The most commonly observed adverse reactions at rates specified below and greater than placebo are:

  • Chronic Sialorrhea:
    • in adults (≥4% of patients): tooth extraction, dry mouth, diarrhea, and hypertension.
    • in pediatric patients (≥1% of patients): bronchitis, headache, and nausea/vomiting.
  • Upper Limb Spasticity
    • in adults (≥2% of patients): seizure, nasopharyngitis, dry mouth, and upper respiratory tract infection.
    • in pediatric patients (≥3% of patients): nasopharyngitis and bronchitis.
  • Cervical Dystonia in adults (≥5% of patients): dysphagia, neck pain, muscle weakness, injection site pain, and musculoskeletal pain.
  • Blepharospasm in adults (≥10% of patients): eyelid ptosis, dry eye, visual impairment, and dry mouth.
DRUG INTERACTIONS

Co-administration of XEOMIN and aminoglycoside or other agents interfering with neuromuscular transmission, (e.g., muscle relaxants), should only be performed with caution as these agents may potentiate the effect of the toxin.

Use of anticholinergic drugs after administration of XEOMIN may potentiate systemic anticholinergic effects.

The effect of administering different botulinum toxin products at the same time or within several months of each other is unknown.
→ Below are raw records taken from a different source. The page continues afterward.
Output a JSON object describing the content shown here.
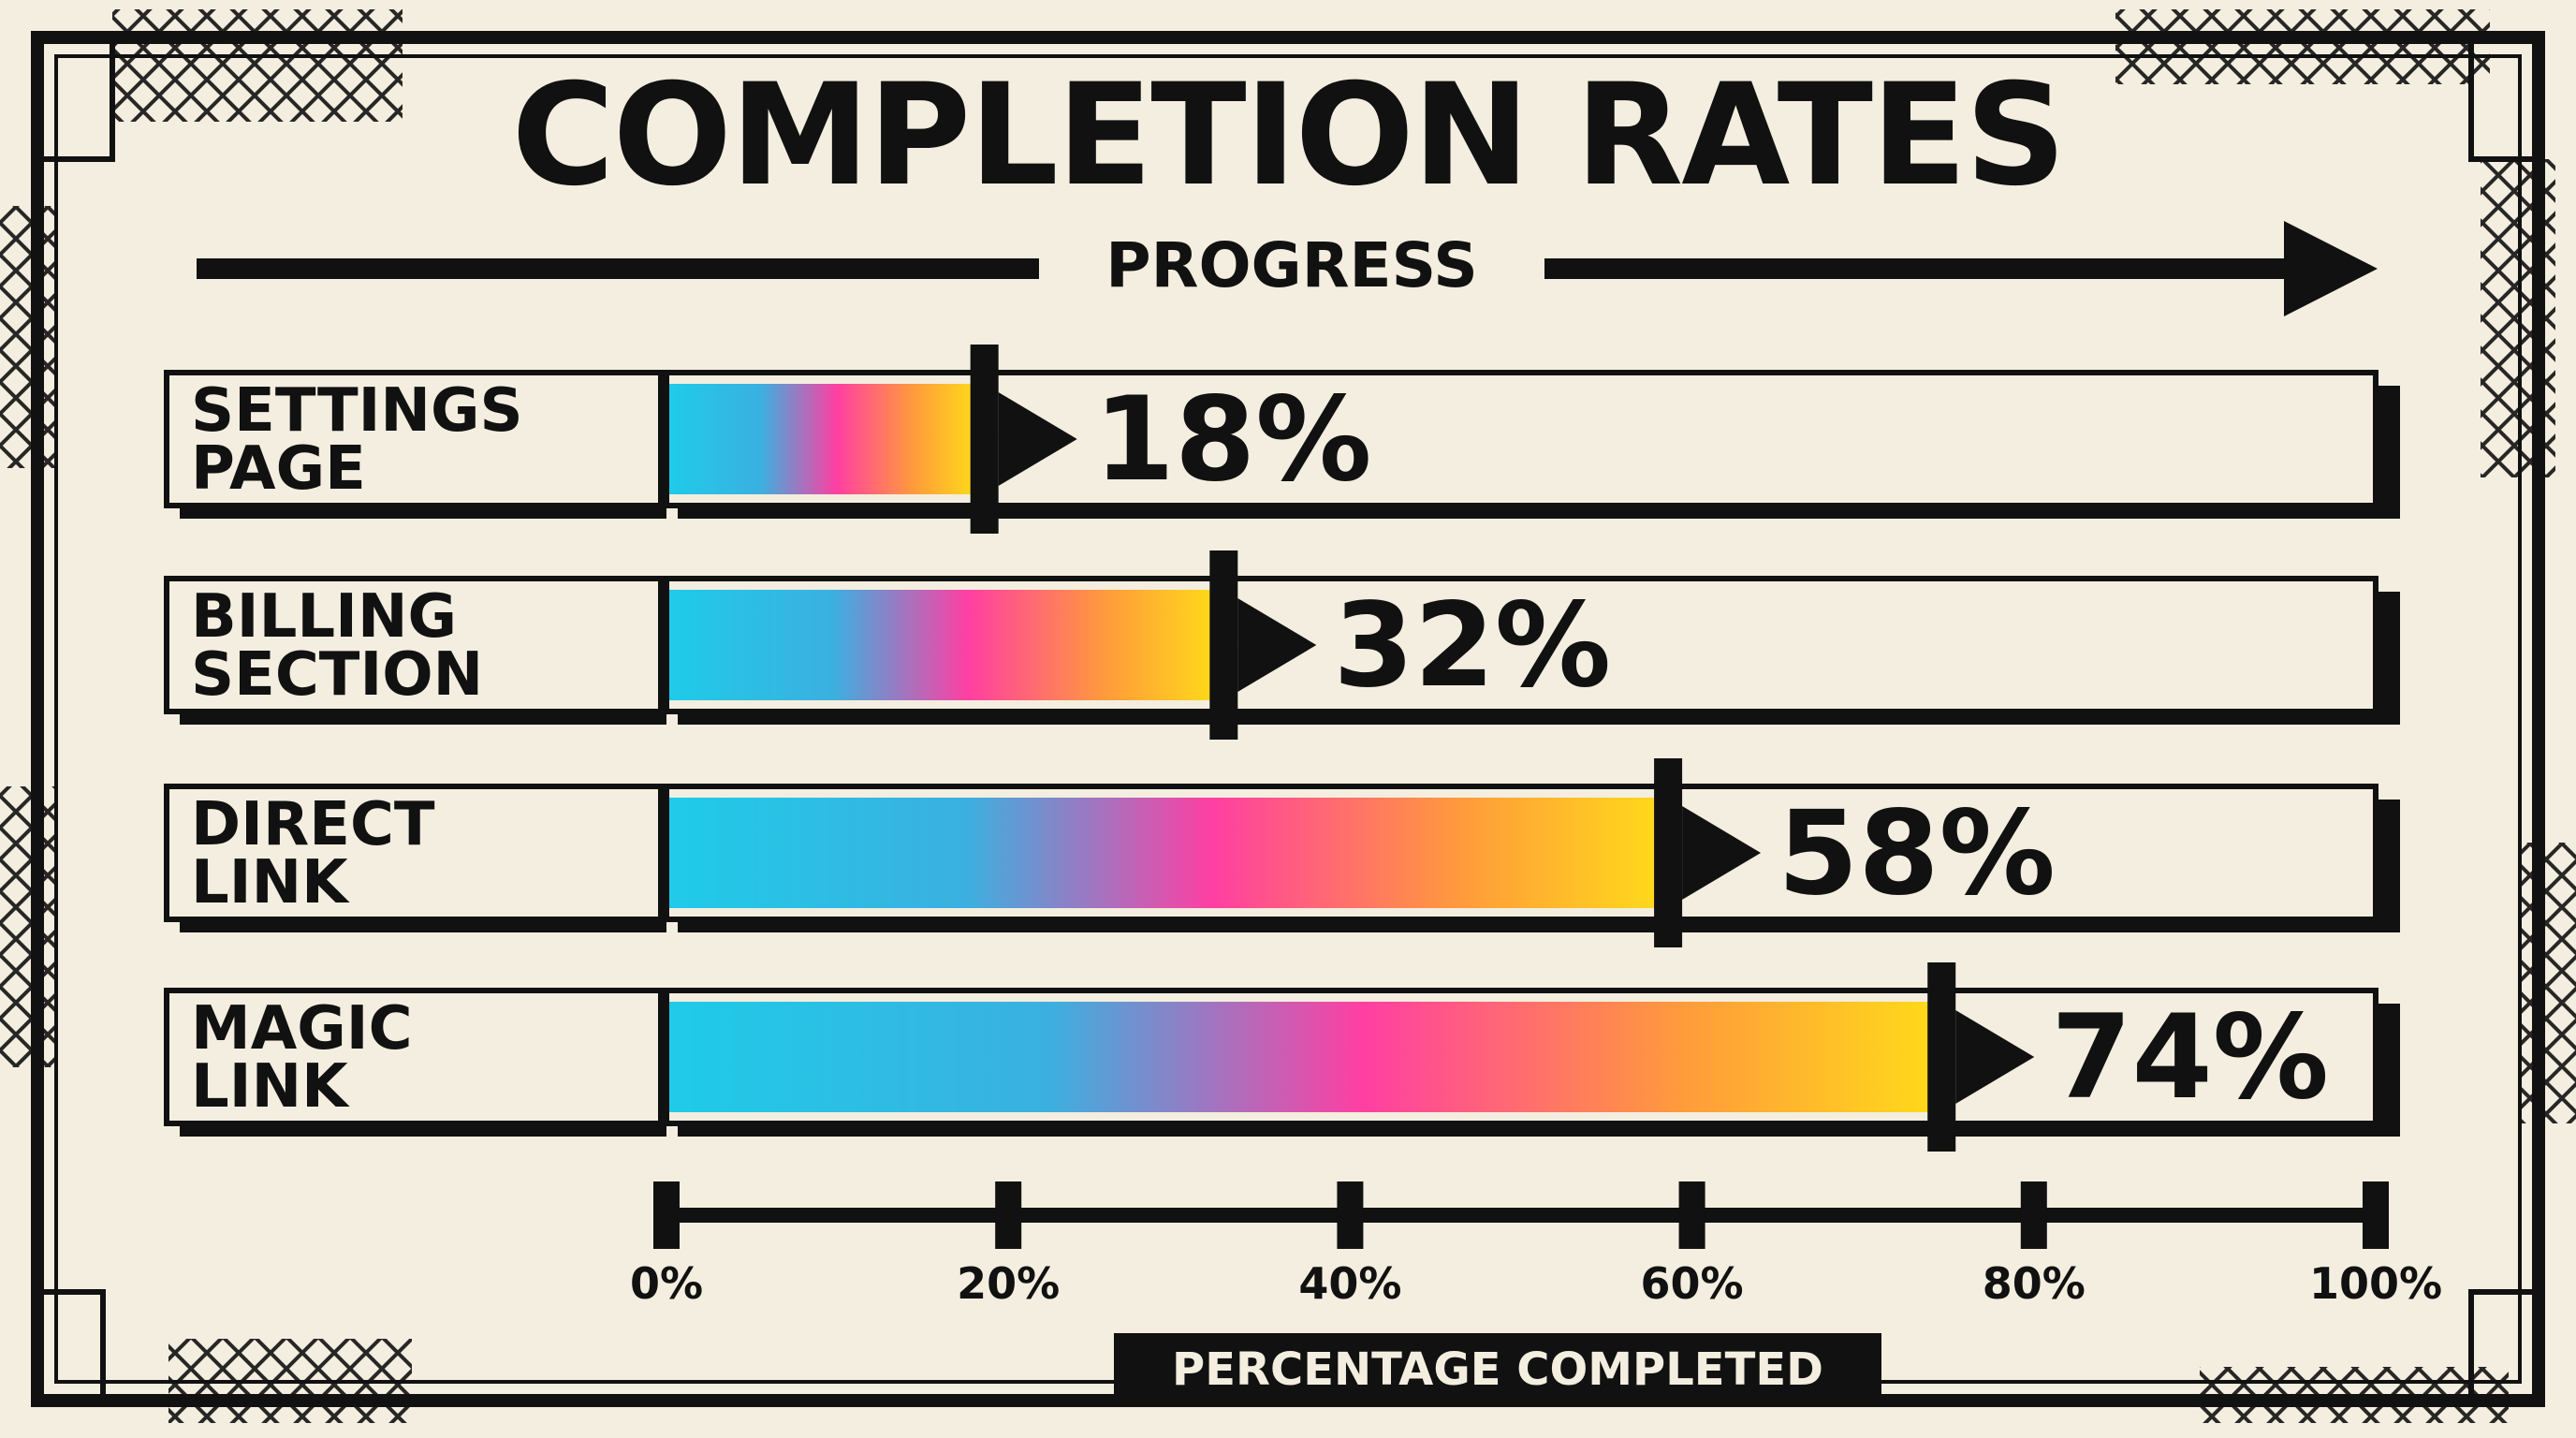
{
  "chart_data": {
    "type": "bar",
    "orientation": "horizontal",
    "title": "COMPLETION RATES",
    "subtitle": "PROGRESS",
    "xlabel": "PERCENTAGE COMPLETED",
    "categories": [
      "SETTINGS PAGE",
      "BILLING SECTION",
      "DIRECT LINK",
      "MAGIC LINK"
    ],
    "category_lines": [
      [
        "SETTINGS",
        "PAGE"
      ],
      [
        "BILLING",
        "SECTION"
      ],
      [
        "DIRECT",
        "LINK"
      ],
      [
        "MAGIC",
        "LINK"
      ]
    ],
    "values": [
      18,
      32,
      58,
      74
    ],
    "value_labels": [
      "18%",
      "32%",
      "58%",
      "74%"
    ],
    "xlim": [
      0,
      100
    ],
    "ticks": [
      0,
      20,
      40,
      60,
      80,
      100
    ],
    "tick_labels": [
      "0%",
      "20%",
      "40%",
      "60%",
      "80%",
      "100%"
    ],
    "grid": false,
    "legend": "none",
    "gradient_colors": [
      "#1fcbe8",
      "#ff3fa2",
      "#ffd91a"
    ],
    "colors": {
      "background": "#f3eedf",
      "ink": "#111111"
    }
  }
}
Excessive neuromuscular weakness may be exacerbated by administration of another botulinum toxin prior to the resolution of the effects of a previously administered botulinum toxin.

USE IN PREGNANCY

There are no adequate data on the developmental risk associated with the use of XEOMIN in pregnant women. XEOMIN should be used during pregnancy only if the potential benefit justifies the potential risk to the fetus.

PEDIATRIC USE

Safety and effectiveness of XEOMIN in patients less than 18 years of age have not been established for lower limb spasticity, cervical dystonia, or blepharospasm. Safety and effectiveness have been established in pediatric patients 2 to 17 years of age in patients with chronic sialorrhea and upper limb spasticity. A pediatric assessment for XEOMIN in upper limb spasticity demonstrates that XEOMIN is safe and effective in another pediatric population. However, XEOMIN is not approved for such patient population due to marketing exclusivity for another botulinum toxin.